Continuing Pivot Back Into Equities

December 19, 2023

Two themes are dominating financial markets today: 1) speculation that major central banks will cut interest rates next year sooner and by more than now signaled and 2) Chinese debt service strains.

Share prices in Japan on Tuesday rose 1.4% in Japan after the Bank of Japan Board unanimously agreed not to change its ultra-loose policy stance. The BOJ’s short-term interest rate has been at negative 0.1% since January 2016, and the target for the 10-year JGB yield was also left unchanged at “around 0%.” Wage growth hasn’t kept up with inflation, creating some doubt that core CPI inflation will sustainably stay at or above 2.0%. GDP is expected to growth only moderately. Housing has been weak, government spending has been flat, and exports and industrial production are also performing not as well as hoped.

Elsewhere in the Pacific Rim, share prices closed up 1.0% in Indonesia, 0.8% in Australia but just 0.1% higher in China and South Korea. The British Ftse and Paris Cac are unchanged, but the German Dax and U.S. stock futures have firmed 0.4% and 0.2%.

There is a report that a developer in the southern Chinese city of Shenzhen may be able to make a debt service payment due tomorrow.

Ten-year sovereign bond yields fell overnight by six basis points in Germany, five bps in Japan, four bps in the United States and three bps in Great Britain. Prices for Bitcoin and oil are down 0.8% and 0.4%.

Minutes from this month’s earlier Reserve Bank of Australia policy review, which left the Official Cash Rate unchanged, stress a desire to see more data before deciding if the interest rate needs to be hiked further.

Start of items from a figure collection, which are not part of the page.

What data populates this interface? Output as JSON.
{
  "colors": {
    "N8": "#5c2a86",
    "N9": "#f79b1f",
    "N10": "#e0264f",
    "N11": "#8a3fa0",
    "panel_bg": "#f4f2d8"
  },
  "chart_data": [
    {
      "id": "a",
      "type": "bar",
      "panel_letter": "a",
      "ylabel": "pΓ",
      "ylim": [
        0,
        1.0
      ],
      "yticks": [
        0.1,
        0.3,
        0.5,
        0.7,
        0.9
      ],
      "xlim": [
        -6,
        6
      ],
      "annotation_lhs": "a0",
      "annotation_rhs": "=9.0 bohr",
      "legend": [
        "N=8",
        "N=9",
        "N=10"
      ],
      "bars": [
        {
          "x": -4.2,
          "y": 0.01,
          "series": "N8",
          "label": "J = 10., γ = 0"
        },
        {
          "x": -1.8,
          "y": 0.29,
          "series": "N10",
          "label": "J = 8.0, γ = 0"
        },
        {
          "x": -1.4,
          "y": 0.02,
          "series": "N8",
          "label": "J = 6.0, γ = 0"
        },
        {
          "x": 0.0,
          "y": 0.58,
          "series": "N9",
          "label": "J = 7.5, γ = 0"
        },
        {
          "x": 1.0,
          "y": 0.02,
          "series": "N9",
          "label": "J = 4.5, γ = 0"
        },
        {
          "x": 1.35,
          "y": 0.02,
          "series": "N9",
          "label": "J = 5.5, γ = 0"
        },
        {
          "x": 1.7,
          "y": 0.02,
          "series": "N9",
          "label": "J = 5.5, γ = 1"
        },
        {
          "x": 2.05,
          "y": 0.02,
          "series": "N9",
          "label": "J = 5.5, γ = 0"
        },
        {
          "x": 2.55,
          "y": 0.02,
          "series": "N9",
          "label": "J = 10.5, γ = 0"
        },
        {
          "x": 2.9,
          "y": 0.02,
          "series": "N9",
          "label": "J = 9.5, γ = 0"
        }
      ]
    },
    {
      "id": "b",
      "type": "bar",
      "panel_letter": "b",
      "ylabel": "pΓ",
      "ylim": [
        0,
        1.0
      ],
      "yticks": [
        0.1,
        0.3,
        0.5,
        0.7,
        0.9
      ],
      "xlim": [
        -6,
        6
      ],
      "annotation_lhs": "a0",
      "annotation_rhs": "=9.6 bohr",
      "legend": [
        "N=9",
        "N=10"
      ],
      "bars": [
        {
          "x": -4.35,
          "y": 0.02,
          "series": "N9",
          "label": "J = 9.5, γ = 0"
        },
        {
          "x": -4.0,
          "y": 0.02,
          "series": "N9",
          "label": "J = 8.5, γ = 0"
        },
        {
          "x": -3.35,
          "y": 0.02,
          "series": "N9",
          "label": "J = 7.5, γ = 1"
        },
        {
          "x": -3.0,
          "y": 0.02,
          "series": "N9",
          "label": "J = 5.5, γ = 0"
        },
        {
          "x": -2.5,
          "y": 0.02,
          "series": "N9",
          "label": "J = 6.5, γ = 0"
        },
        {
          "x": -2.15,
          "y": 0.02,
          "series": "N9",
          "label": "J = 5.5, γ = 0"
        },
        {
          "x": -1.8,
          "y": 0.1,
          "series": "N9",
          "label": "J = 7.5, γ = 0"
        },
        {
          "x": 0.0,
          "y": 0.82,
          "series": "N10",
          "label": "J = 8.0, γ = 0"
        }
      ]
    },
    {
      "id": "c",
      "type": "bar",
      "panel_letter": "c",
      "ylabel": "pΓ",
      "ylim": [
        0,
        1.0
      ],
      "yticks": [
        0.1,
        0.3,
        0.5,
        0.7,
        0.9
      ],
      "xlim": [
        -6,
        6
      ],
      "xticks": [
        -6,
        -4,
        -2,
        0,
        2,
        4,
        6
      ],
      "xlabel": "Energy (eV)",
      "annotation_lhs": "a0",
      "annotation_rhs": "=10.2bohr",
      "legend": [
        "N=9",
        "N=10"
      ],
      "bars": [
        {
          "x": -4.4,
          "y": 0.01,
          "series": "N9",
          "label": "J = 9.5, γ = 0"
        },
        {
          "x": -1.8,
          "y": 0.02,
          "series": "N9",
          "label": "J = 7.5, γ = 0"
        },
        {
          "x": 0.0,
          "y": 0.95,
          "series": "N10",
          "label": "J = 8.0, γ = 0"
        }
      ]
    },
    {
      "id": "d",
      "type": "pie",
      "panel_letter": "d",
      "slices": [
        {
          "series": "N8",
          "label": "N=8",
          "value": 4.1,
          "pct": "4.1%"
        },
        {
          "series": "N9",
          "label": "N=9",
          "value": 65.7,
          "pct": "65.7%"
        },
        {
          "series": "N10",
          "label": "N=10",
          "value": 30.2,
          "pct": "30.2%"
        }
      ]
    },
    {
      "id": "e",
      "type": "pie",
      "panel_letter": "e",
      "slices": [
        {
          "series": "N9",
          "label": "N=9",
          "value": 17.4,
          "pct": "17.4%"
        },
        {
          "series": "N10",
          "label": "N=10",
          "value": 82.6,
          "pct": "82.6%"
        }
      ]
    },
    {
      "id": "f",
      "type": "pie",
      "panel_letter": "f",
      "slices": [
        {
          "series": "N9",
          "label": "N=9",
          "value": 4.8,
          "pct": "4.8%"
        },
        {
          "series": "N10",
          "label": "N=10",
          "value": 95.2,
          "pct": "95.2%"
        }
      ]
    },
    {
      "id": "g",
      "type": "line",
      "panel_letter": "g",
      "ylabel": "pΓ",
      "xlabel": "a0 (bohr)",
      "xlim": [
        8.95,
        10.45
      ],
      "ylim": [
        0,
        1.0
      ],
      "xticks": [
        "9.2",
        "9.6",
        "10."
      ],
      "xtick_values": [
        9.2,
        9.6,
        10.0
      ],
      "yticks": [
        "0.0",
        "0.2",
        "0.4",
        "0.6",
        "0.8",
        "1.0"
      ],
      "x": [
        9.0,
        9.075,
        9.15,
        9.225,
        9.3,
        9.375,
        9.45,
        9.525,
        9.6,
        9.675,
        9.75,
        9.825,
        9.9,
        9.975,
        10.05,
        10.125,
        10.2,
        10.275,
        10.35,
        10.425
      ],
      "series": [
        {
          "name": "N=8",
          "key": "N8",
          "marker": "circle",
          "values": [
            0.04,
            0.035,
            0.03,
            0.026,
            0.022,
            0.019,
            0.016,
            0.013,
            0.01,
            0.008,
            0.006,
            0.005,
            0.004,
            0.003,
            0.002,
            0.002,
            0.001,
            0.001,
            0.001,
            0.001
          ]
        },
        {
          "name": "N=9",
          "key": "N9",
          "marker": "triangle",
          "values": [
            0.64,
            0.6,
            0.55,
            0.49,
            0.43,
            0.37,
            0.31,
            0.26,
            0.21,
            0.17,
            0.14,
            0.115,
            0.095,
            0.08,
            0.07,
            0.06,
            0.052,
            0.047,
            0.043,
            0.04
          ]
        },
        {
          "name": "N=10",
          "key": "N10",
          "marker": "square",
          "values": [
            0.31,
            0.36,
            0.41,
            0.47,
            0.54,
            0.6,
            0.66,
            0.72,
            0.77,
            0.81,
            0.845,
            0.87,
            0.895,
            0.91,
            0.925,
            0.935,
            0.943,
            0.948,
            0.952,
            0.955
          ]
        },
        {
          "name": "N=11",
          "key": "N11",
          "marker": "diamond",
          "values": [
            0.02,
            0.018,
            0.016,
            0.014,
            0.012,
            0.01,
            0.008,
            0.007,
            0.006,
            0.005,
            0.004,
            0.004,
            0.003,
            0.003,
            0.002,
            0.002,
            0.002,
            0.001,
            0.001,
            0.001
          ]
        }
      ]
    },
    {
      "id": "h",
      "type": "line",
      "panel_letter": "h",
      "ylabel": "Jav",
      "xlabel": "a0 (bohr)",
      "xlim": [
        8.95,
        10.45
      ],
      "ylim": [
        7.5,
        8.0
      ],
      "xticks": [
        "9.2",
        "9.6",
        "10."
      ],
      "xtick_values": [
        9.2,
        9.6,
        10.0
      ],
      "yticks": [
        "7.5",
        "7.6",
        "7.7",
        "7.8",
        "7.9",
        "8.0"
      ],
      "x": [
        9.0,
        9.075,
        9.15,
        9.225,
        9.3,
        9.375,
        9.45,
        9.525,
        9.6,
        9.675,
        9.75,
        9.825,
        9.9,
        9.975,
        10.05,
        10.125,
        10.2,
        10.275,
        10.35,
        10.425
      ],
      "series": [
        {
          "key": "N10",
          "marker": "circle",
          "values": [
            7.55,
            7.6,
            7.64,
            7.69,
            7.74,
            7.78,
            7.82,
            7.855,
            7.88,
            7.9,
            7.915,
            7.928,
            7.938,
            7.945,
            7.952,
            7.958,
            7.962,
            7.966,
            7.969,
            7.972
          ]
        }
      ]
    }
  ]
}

Revised Euroland consumer price data changed the November month-on-month decline of the total CPI to 0.6% from 0.5% measured initially, but the year-on-year inflation rate held steady at +2.4%. That’s a half percentage point less than 2.9% in October and far below 10.1% in November 2022 and the crest of 10.6% in October of last year. Service sector prices slumped 0.9% below their October level. Energy prices were 11.5% below a year earlier, while food price inflation of 6.9% was just half as much as in November 2022.

The orders component of the CBI monthly survey of British industrial trends rose 10 points to a 3-month high in December but at -23 was negative in sign for the eighteenth straight time.

The Swiss trade surplus of CHF 2.014 billion in November was the smallest in a year. The year-to-date surplus of 34 billion francs was down from CHF 42.9 billion a year earlier and CHF 54.8 billion in the first 11 months of 2021.

Canadian consumer price inflation in November printed above expectations at an unchanged 3.1%. That’s above the recent low point of 2.8% in June but below 6.8% in November 2022 and the 39-year high of 8.1% in June 2022. Producer price inflation stayed in the red at -2.3% last month after -2.6% in October and its most negative reading of -5.7% this past May. Officials do not anticipate a drop to 2% for considerably longer.

U.S. housing starts leaped nearly 15% on month to a half-year high of 1.56 million at an annualized rate.